– А вот эту загадку разгадай, – задорно сказал Бус Белоголовый. Девчонка из Славутиной веси покосилась в сторону высокого крыльца – родители Буса Белоголового жили небедно, хоть и на отшибе от всей веси, за околицей. Славутичи сперва на них дивились – и как это не скучно да не страшно в стороне от всего людства жить? – а после махнули рукой – таковы уж видно уродились… нелюдимы. И впрямь, отец Буса, Неклюд, вполне своему назвищу соответствовал и был нелюдим – дальше некуда: мало с кем разговаривал даже по делу, только молча кивал или кланялся при встрече. «А чего зря языком трепать? – сказал он однажды, когда отец Улыбы допёк его расспросами. – Слово человеку не для того богами дадено, чтоб его впустую везде разбрасывать». Улыба знала, что её отец и ранее Неклюда уважал – и за деловую хватку, и за умение хозяйствовать (ишь, всего десять лет, как поселился в веси, а уже и терем отстроил добрый, и стаи скота полны, и зерно в сусеках не переводится), а после тех слов зауважал ещё больше. Остальные весяне Неклюда недолюбливали – именно за то, что мало говорит, мало к кому заходит. Да и завидовали, не без того. Опричь того – чужак. В веси-то, почитай все друг другу родня. И пополз по веси, как это часто бывает, нехороший слух, будто знается Неклюд-огнищанин с нечистой силой. В деревнях, вестимо, без того не прожить – с нелюдскими силами ладить надо. Однако злое слово «колдун» змеиным шепотком текло по веси, таилось у Неклюда за спиной. Он знал. Криво усмехался. И ничего не менялось. И из всех весян дружился с Неклюдом только отец Улыбы Урюпа. Вот и теперь загулял у друга, и мать послал за ним дочку, да только Урюпа домой идти не спешил – постой да погоди, сейчас да скоро.

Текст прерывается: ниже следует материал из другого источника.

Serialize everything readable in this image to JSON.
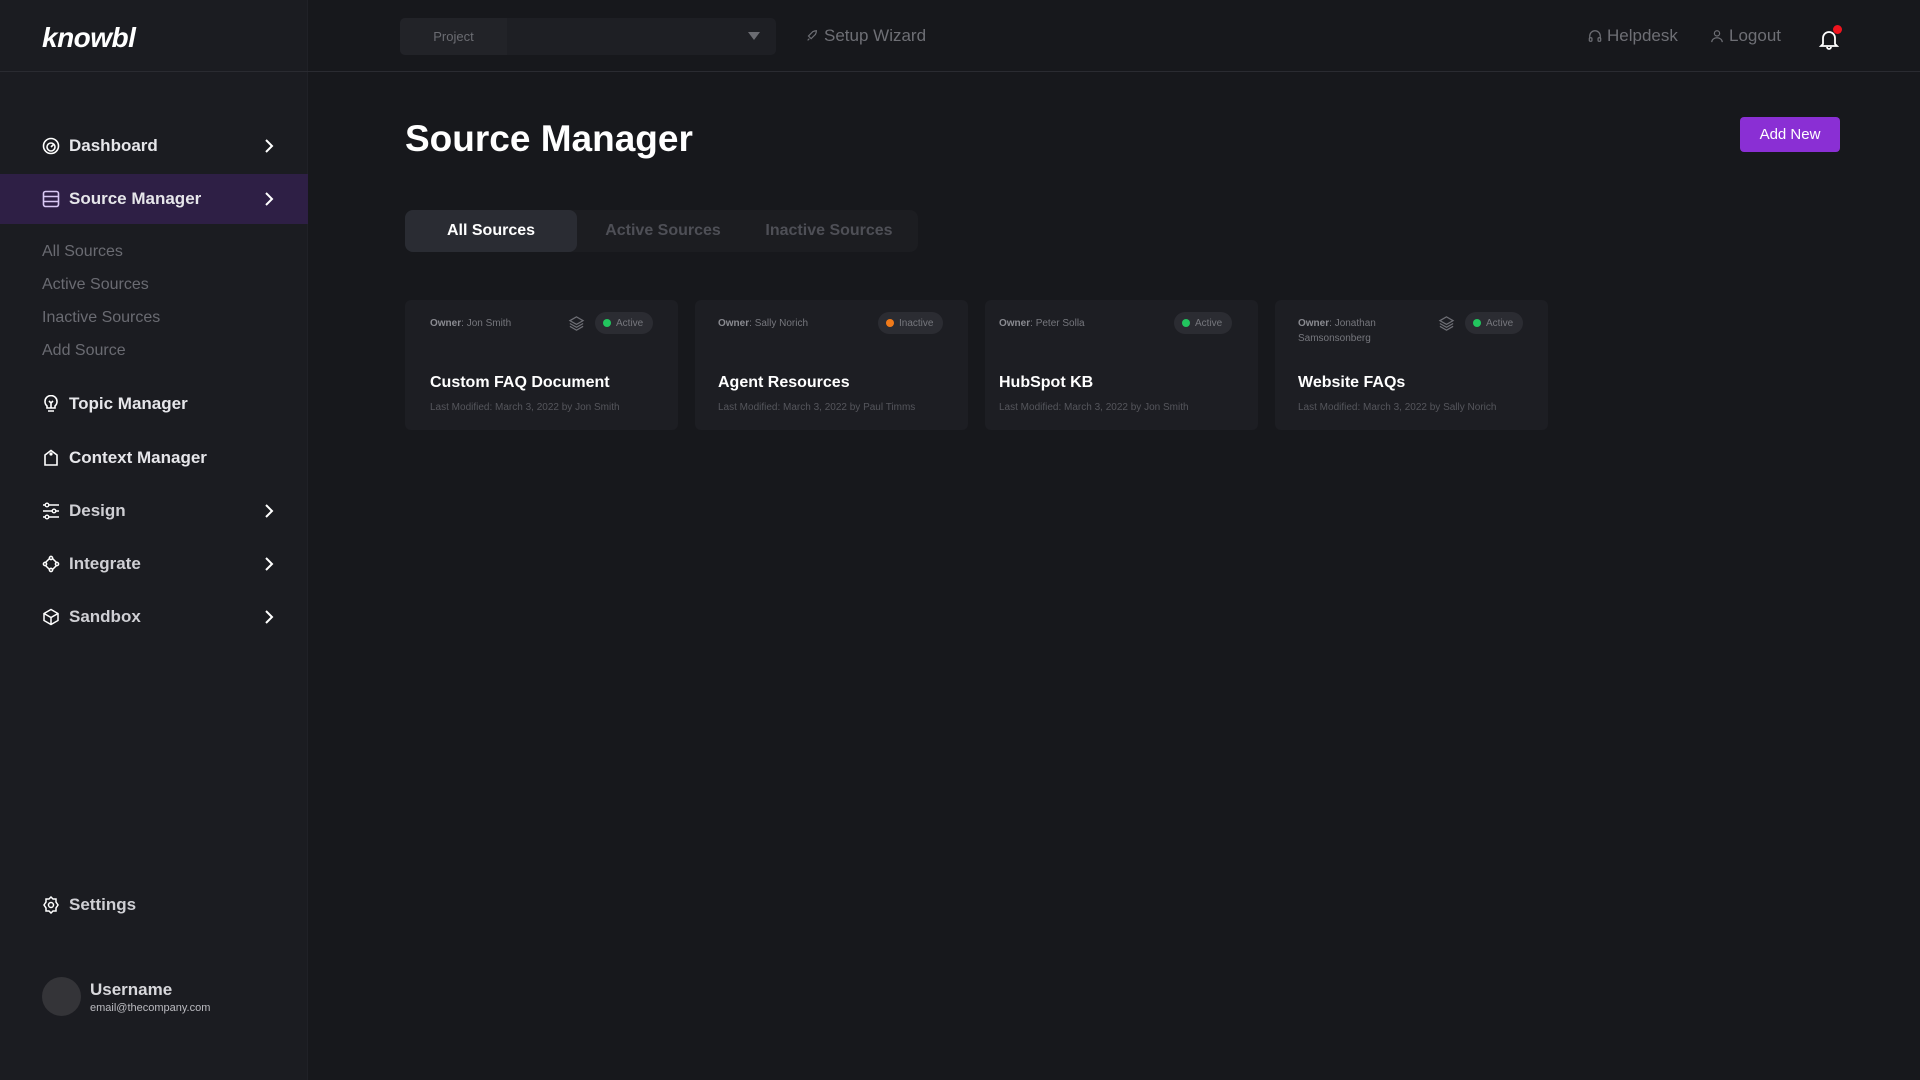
{
  "app": {
    "logo": "knowbl"
  },
  "topbar": {
    "project_select": {
      "label": "Project",
      "value": ""
    },
    "setup_wizard": "Setup Wizard",
    "helpdesk": "Helpdesk",
    "logout": "Logout",
    "notifications": {
      "has_unread": true,
      "dot_color": "#f0141e"
    }
  },
  "sidebar": {
    "items": [
      {
        "label": "Dashboard",
        "icon": "dashboard-gauge-icon",
        "has_chevron": true
      },
      {
        "label": "Source Manager",
        "icon": "database-icon",
        "has_chevron": true,
        "active": true,
        "children": [
          "All Sources",
          "Active Sources",
          "Inactive Sources",
          "Add Source"
        ]
      },
      {
        "label": "Topic Manager",
        "icon": "lightbulb-icon",
        "has_chevron": false
      },
      {
        "label": "Context Manager",
        "icon": "tag-icon",
        "has_chevron": false
      },
      {
        "label": "Design",
        "icon": "sliders-icon",
        "has_chevron": true
      },
      {
        "label": "Integrate",
        "icon": "integrate-icon",
        "has_chevron": true
      },
      {
        "label": "Sandbox",
        "icon": "cube-icon",
        "has_chevron": true
      }
    ],
    "settings": "Settings",
    "user": {
      "name": "Username",
      "email": "email@thecompany.com"
    }
  },
  "main": {
    "title": "Source Manager",
    "add_button": "Add New",
    "tabs": [
      {
        "label": "All Sources",
        "active": true
      },
      {
        "label": "Active Sources",
        "active": false
      },
      {
        "label": "Inactive Sources",
        "active": false
      }
    ],
    "cards": [
      {
        "owner_label": "Owner",
        "owner": "Jon Smith",
        "status": "Active",
        "status_color": "#22c55e",
        "layers": true,
        "title": "Custom FAQ Document",
        "modified": "Last Modified: March 3, 2022 by Jon Smith"
      },
      {
        "owner_label": "Owner",
        "owner": "Sally Norich",
        "status": "Inactive",
        "status_color": "#f07a1a",
        "layers": false,
        "title": "Agent Resources",
        "modified": "Last Modified: March 3, 2022 by Paul Timms"
      },
      {
        "owner_label": "Owner",
        "owner": "Peter Solla",
        "status": "Active",
        "status_color": "#22c55e",
        "layers": false,
        "title": "HubSpot KB",
        "modified": "Last Modified: March 3, 2022 by Jon Smith"
      },
      {
        "owner_label": "Owner",
        "owner": "Jonathan Samsonsonberg",
        "status": "Active",
        "status_color": "#22c55e",
        "layers": true,
        "title": "Website FAQs",
        "modified": "Last Modified: March 3, 2022 by Sally Norich"
      }
    ]
  }
}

Она загадками и увлеклась – с Бусом было весело, он не был нелюдимым, как его отец.
– Ну-ка, – подзадорила девчонка.
Издалека далёкий
Летит огонь горячий
С крылами да без перьев
С хвостом, а не собака,
В чешуях, а не рыба,
Зелёный, а не жаба!
– Ну, это загадка простая, – девчонка улыбнулась, и Белоголовый загляделся – не зря девчонку Улыбой назвали.
– И что же это? – язвительно спросил он, спохватясь.

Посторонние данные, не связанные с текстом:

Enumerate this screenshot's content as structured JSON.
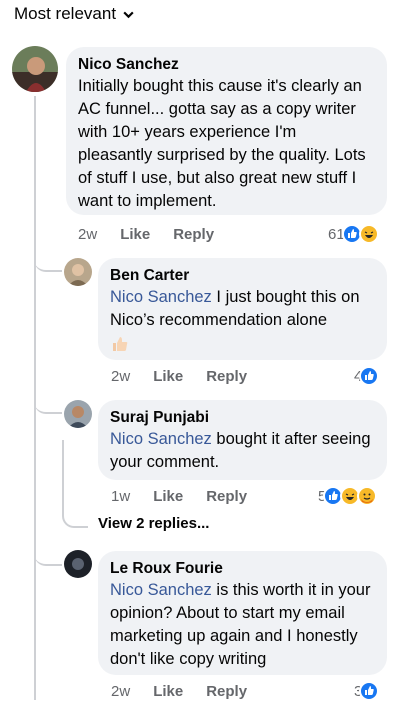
{
  "sort": {
    "label": "Most relevant"
  },
  "comments": [
    {
      "author": "Nico Sanchez",
      "mention": "",
      "text": "Initially bought this cause it's clearly an AC funnel... gotta say as a copy writer with 10+ years experience I'm pleasantly surprised by the quality. Lots of stuff I use, but also great new stuff I want to implement.",
      "time": "2w",
      "like": "Like",
      "reply": "Reply",
      "reactions": "61"
    }
  ],
  "replies": [
    {
      "author": "Ben Carter",
      "mention": "Nico Sanchez",
      "text": " I just bought this on Nico’s recommendation alone",
      "time": "2w",
      "like": "Like",
      "reply": "Reply",
      "reactions": "4"
    },
    {
      "author": "Suraj Punjabi",
      "mention": "Nico Sanchez",
      "text": " bought it after seeing your comment.",
      "time": "1w",
      "like": "Like",
      "reply": "Reply",
      "reactions": "5"
    },
    {
      "author": "Le Roux Fourie",
      "mention": "Nico Sanchez",
      "text": " is this worth it in your opinion? About to start my email marketing up again and I honestly don't like copy writing",
      "time": "2w",
      "like": "Like",
      "reply": "Reply",
      "reactions": "3"
    }
  ],
  "view_replies": "View 2 replies...",
  "colors": {
    "like_blue": "#1877f2",
    "mention": "#385898",
    "bubble": "#f0f2f5",
    "meta": "#65676b"
  },
  "icons": [
    "chevron-down-icon",
    "like-reaction-icon",
    "haha-reaction-icon",
    "thumbs-up-emoji-icon"
  ]
}
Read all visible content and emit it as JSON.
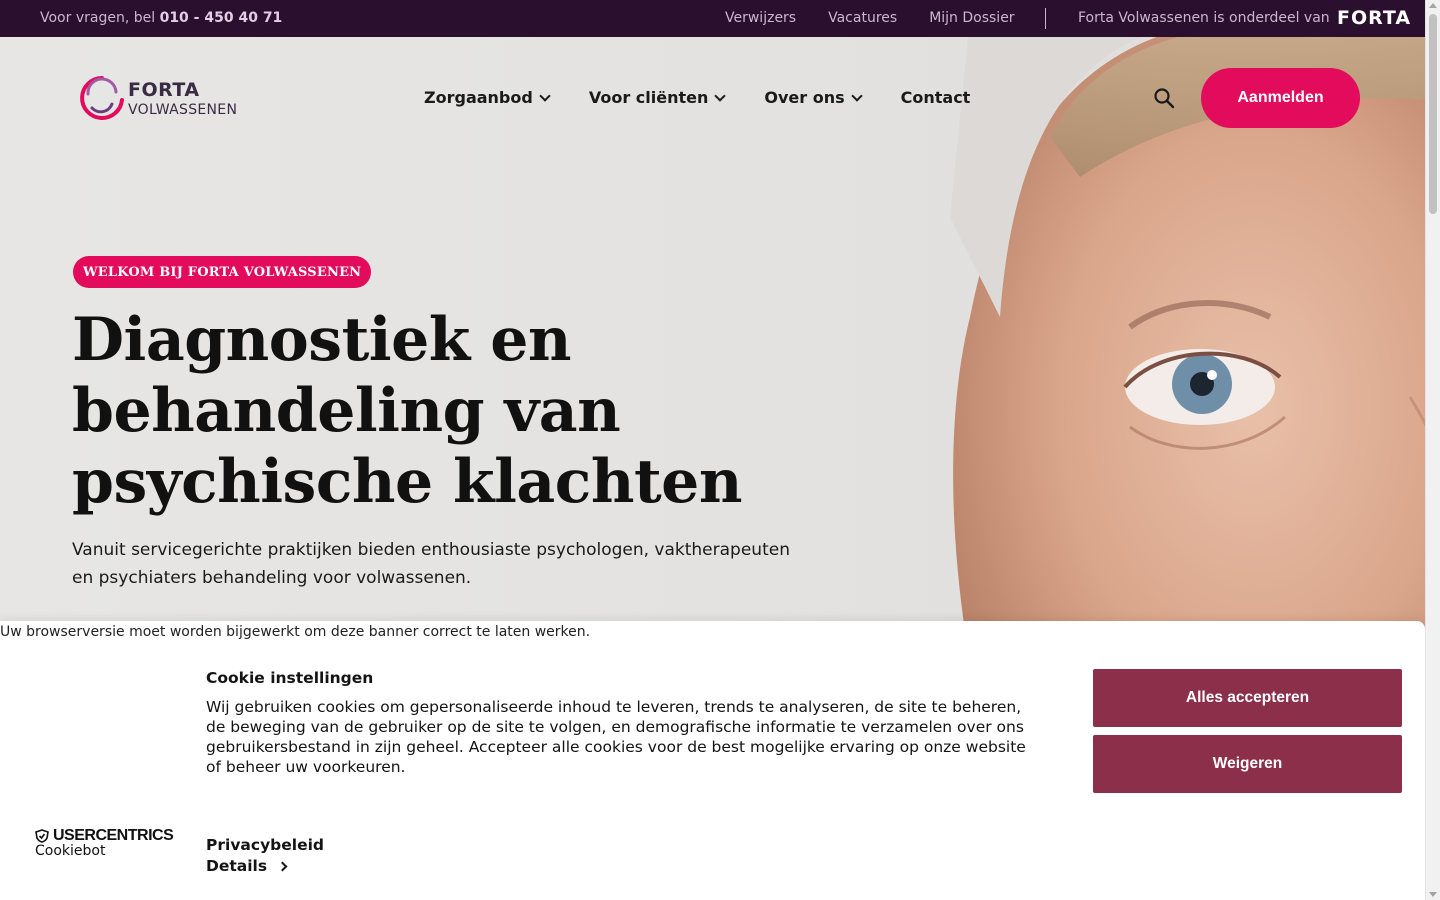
{
  "topbar": {
    "phone_prefix": "Voor vragen, bel",
    "phone_number": "010 - 450 40 71",
    "links": [
      "Verwijzers",
      "Vacatures",
      "Mijn Dossier"
    ],
    "parent_text": "Forta Volwassenen is onderdeel van",
    "parent_logo": "FORTA"
  },
  "header": {
    "logo_line1": "FORTA",
    "logo_line2": "VOLWASSENEN",
    "nav": [
      {
        "label": "Zorgaanbod",
        "dropdown": true
      },
      {
        "label": "Voor cliënten",
        "dropdown": true
      },
      {
        "label": "Over ons",
        "dropdown": true
      },
      {
        "label": "Contact",
        "dropdown": false
      }
    ],
    "search_icon": "search-icon",
    "cta_label": "Aanmelden"
  },
  "hero": {
    "badge": "WELKOM BIJ FORTA VOLWASSENEN",
    "title_lines": [
      "Diagnostiek en",
      "behandeling van",
      "psychische klachten"
    ],
    "lead_line1": "Vanuit servicegerichte praktijken bieden enthousiaste psychologen, vaktherapeuten",
    "lead_line2": "en psychiaters behandeling voor volwassenen."
  },
  "cookie": {
    "browser_warning": "Uw browserversie moet worden bijgewerkt om deze banner correct te laten werken.",
    "title": "Cookie instellingen",
    "body": "Wij gebruiken cookies om gepersonaliseerde inhoud te leveren, trends te analyseren, de site te beheren, de beweging van de gebruiker op de site te volgen, en demografische informatie te verzamelen over ons gebruikersbestand in zijn geheel. Accepteer alle cookies voor de best mogelijke ervaring op onze website of beheer uw voorkeuren.",
    "accept_label": "Alles accepteren",
    "deny_label": "Weigeren",
    "privacy_label": "Privacybeleid",
    "details_label": "Details",
    "provider_brand": "USERCENTRICS",
    "provider_sub": "Cookiebot"
  },
  "colors": {
    "topbar_bg": "#2a0f2f",
    "accent_pink": "#e30b5c",
    "cookie_button": "#8c2f4b"
  }
}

– Не что, а кто, – наставительно ответила Улыба. – Змей Горыныч это!
– И верно, Змей, – засмеялся мальчишка. – Да только…
Он невольно покосился в сторону дороги и замер, вмиг оборвав смех. Наискось, от леска, заходя облавным полумесяцем, к корчме ехали увешанные оружием всадники – не меньше десятка.
– Беги, Улыба! – хрипло выдавил Белоголовый.
Девчонка кинула взгляд в сторону дороги, вскрикнула в страхе и помчалась к веси. Белоголовый тоже ударился в бег, только не к веси, а к отцову терему, что-то крича во всё горло и сам не разбирая своих слов.
И ведь говорил же кто-то отцу, – горячечно мелькнуло в голове, – говорил, что не сойдёт добром…
Когда полоцкие вои сожгли боярскую усадьбу за лесом, из добычи забрали только съестное – мясо, зерно, репу. Коров, овец да свиней угнали. А остальное бросили. Весяне и попользовались. И Неклюд там был, и Урюпа, и иные прочие. И Славута, староста веси и глава рода.
А теперь – вон он, сын боярина, первым едет. Мстиша. Небось недаром назвище дано.
– Поганец, – процедил головной всадник, его чёрная борода дрогнула в бешенстве.
– Да пусть орёт, – пожал плечами старшой, сужая глаза. – Там всё одно, почитай, все уже покойники.
– Нет уж, – прошипел чернобородый, вскидывая лук. – Из-за этого сосунка сейчас все в лес кинутся…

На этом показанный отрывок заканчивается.